My beta came back at 12 at 8dp6dt.
This is right about where I thought it would be because I had guessed it to be around 10. Monday's beta results should be more telling since we will see what the rise (or lack of rise) actually is. I really hope it's definitive either way. That's my biggest wish - either massively rise or drop because the dragging out of the last miscarriage is what killed us. But honestly, I'm finding myself at peace with this pregnancy not working out. As hard as it is to lose another baby, and as sad as I'll be that this baby wasn't meant to be a baby to hold on earth, I'm ready to look to the future.
Libby called yesterday and we had an amazing conversation. The first part was me sobbing, but the second part was us talking about next steps if these embryos don't result in a family for us.
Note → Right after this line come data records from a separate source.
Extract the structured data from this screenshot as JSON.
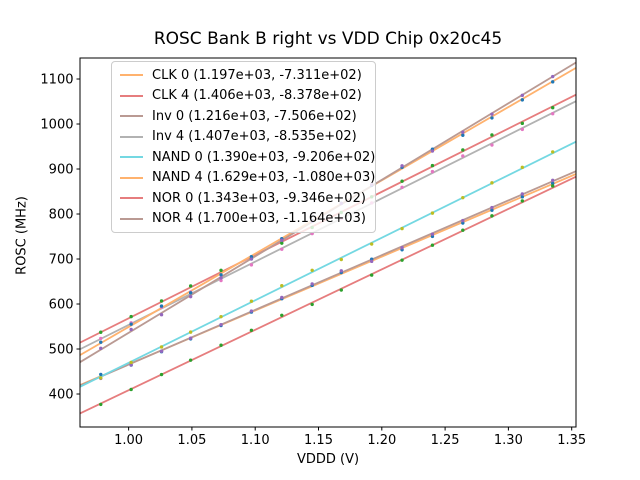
{
  "figure": {
    "background_color": "#ffffff",
    "axes_edge_color": "#000000",
    "text_color": "#000000",
    "legend_border_color": "#cccccc"
  },
  "chart_data": {
    "type": "scatter",
    "subtype": "scatter-with-linear-fit-lines",
    "title": "ROSC Bank B right vs VDD Chip 0x20c45",
    "xlabel": "VDDD (V)",
    "ylabel": "ROSC (MHz)",
    "grid": false,
    "legend_position": "upper left",
    "legend_note": "label format: name (slope, intercept) of linear fit ROSC = slope*VDDD + intercept",
    "xlim": [
      0.9616,
      1.3534
    ],
    "ylim": [
      326.7,
      1146.7
    ],
    "x_ticks": {
      "values": [
        1.0,
        1.05,
        1.1,
        1.15,
        1.2,
        1.25,
        1.3,
        1.35
      ],
      "labels": [
        "1.00",
        "1.05",
        "1.10",
        "1.15",
        "1.20",
        "1.25",
        "1.30",
        "1.35"
      ]
    },
    "y_ticks": {
      "values": [
        400,
        500,
        600,
        700,
        800,
        900,
        1000,
        1100
      ],
      "labels": [
        "400",
        "500",
        "600",
        "700",
        "800",
        "900",
        "1000",
        "1100"
      ]
    },
    "x": [
      0.978,
      1.002,
      1.026,
      1.049,
      1.073,
      1.097,
      1.121,
      1.145,
      1.168,
      1.192,
      1.216,
      1.24,
      1.264,
      1.287,
      1.311,
      1.335
    ],
    "series": [
      {
        "name": "CLK 0",
        "label": "CLK 0 (1.197e+03, -7.311e+02)",
        "slope": 1197,
        "intercept": -731.1,
        "line_color": "#ffb26e",
        "marker_color": "#1f77b4"
      },
      {
        "name": "CLK 4",
        "label": "CLK 4 (1.406e+03, -8.378e+02)",
        "slope": 1406,
        "intercept": -837.8,
        "line_color": "#e67d7e",
        "marker_color": "#2ca02c"
      },
      {
        "name": "Inv 0",
        "label": "Inv 0 (1.216e+03, -7.506e+02)",
        "slope": 1216,
        "intercept": -750.6,
        "line_color": "#ba9a93",
        "marker_color": "#9467bd"
      },
      {
        "name": "Inv 4",
        "label": "Inv 4 (1.407e+03, -8.535e+02)",
        "slope": 1407,
        "intercept": -853.5,
        "line_color": "#b2b2b2",
        "marker_color": "#e377c2"
      },
      {
        "name": "NAND 0",
        "label": "NAND 0 (1.390e+03, -9.206e+02)",
        "slope": 1390,
        "intercept": -920.6,
        "line_color": "#74d8e2",
        "marker_color": "#bcbd22"
      },
      {
        "name": "NAND 4",
        "label": "NAND 4 (1.629e+03, -1.080e+03)",
        "slope": 1629,
        "intercept": -1080.0,
        "line_color": "#ffb26e",
        "marker_color": "#1f77b4"
      },
      {
        "name": "NOR 0",
        "label": "NOR 0 (1.343e+03, -9.346e+02)",
        "slope": 1343,
        "intercept": -934.6,
        "line_color": "#e67d7e",
        "marker_color": "#2ca02c"
      },
      {
        "name": "NOR 4",
        "label": "NOR 4 (1.700e+03, -1.164e+03)",
        "slope": 1700,
        "intercept": -1164.0,
        "line_color": "#ba9a93",
        "marker_color": "#9467bd"
      }
    ]
  }
}
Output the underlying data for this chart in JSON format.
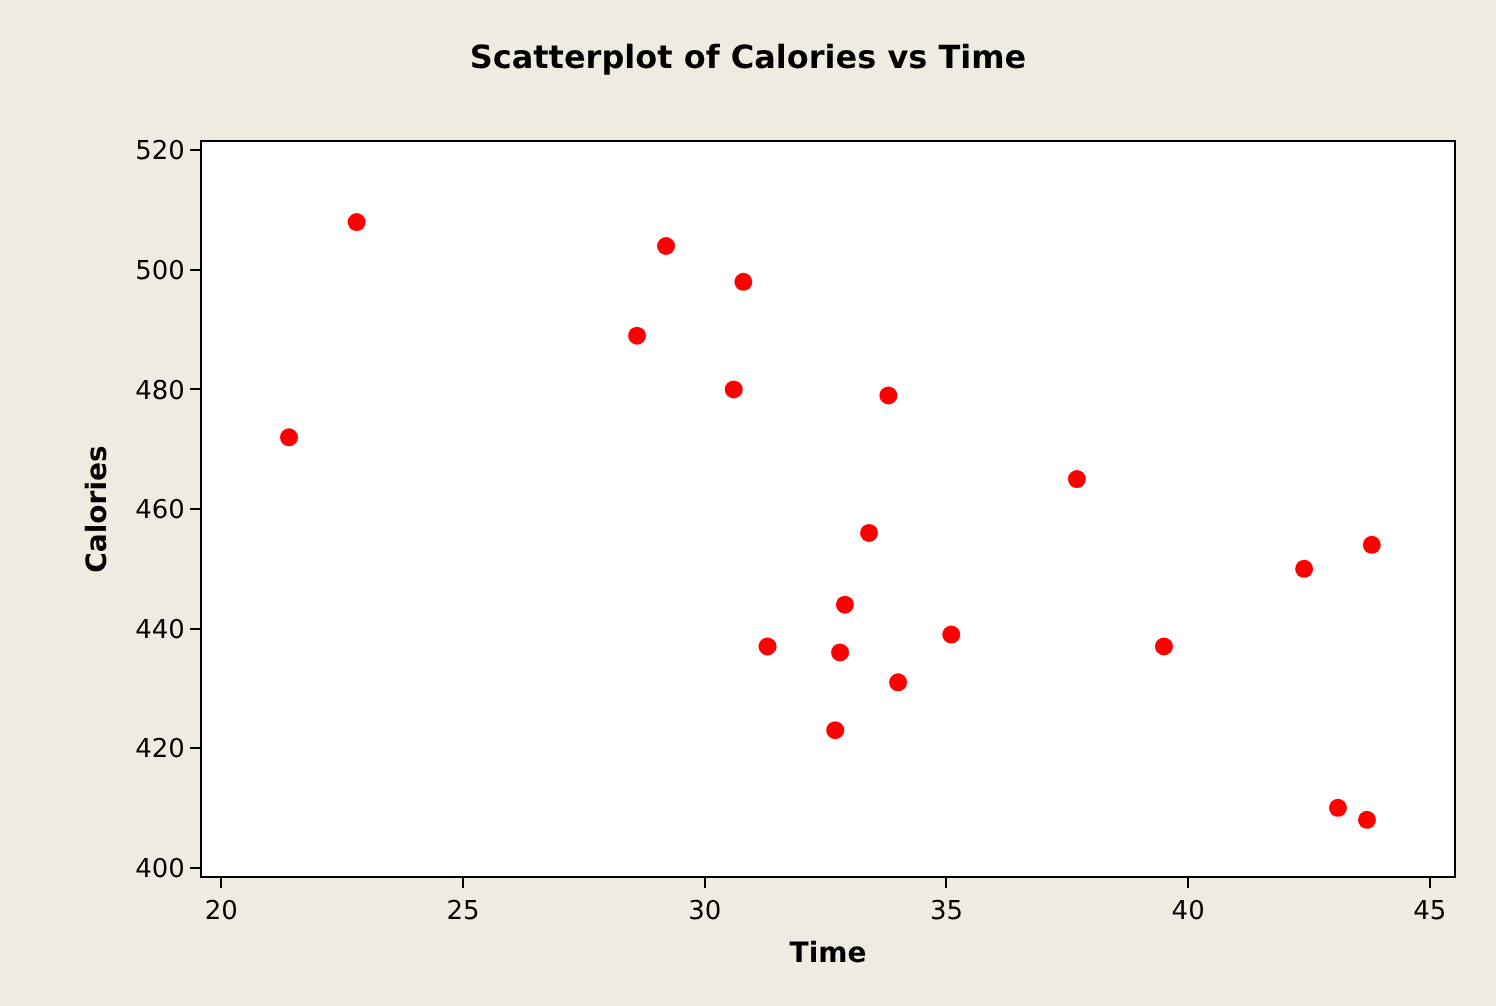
{
  "chart_data": {
    "type": "scatter",
    "title": "Scatterplot of Calories vs Time",
    "xlabel": "Time",
    "ylabel": "Calories",
    "x": [
      21.4,
      22.8,
      28.6,
      29.2,
      30.8,
      30.6,
      31.3,
      33.8,
      37.7,
      33.4,
      32.9,
      32.8,
      32.7,
      34.0,
      35.1,
      39.5,
      42.4,
      43.8,
      43.1,
      43.7
    ],
    "series": [
      {
        "color": "#ff0000",
        "values": [
          472,
          508,
          489,
          504,
          498,
          480,
          437,
          479,
          465,
          456,
          444,
          436,
          423,
          431,
          439,
          437,
          450,
          454,
          410,
          408
        ]
      }
    ],
    "xlim": [
      19.6,
      45.5
    ],
    "ylim": [
      398.6,
      521.4
    ],
    "xticks": [
      20,
      25,
      30,
      35,
      40,
      45
    ],
    "yticks": [
      400,
      420,
      440,
      460,
      480,
      500,
      520
    ],
    "grid": false,
    "marker": "circle"
  }
}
I'm not quite ready to say what our plan is yet, at least not until we know more about the outcome of this pregnancy, but I feel like we certainly have a good plan in place. And it was really helpful for Libby to draw it out of me. Not only did Libby show her overwhelming support for next steps, but kept reassuring me what a promising outlook it had for us. It's helped me to stay optimistic even if this cycle, or any future cycles with these embryos don't result in a baby. I will never give up. Ever. This will not be where our journey ends.
Thank you so much for your thoughts and prayers. They have brought us a feeling of peace, hope, and comfort during such a difficult time.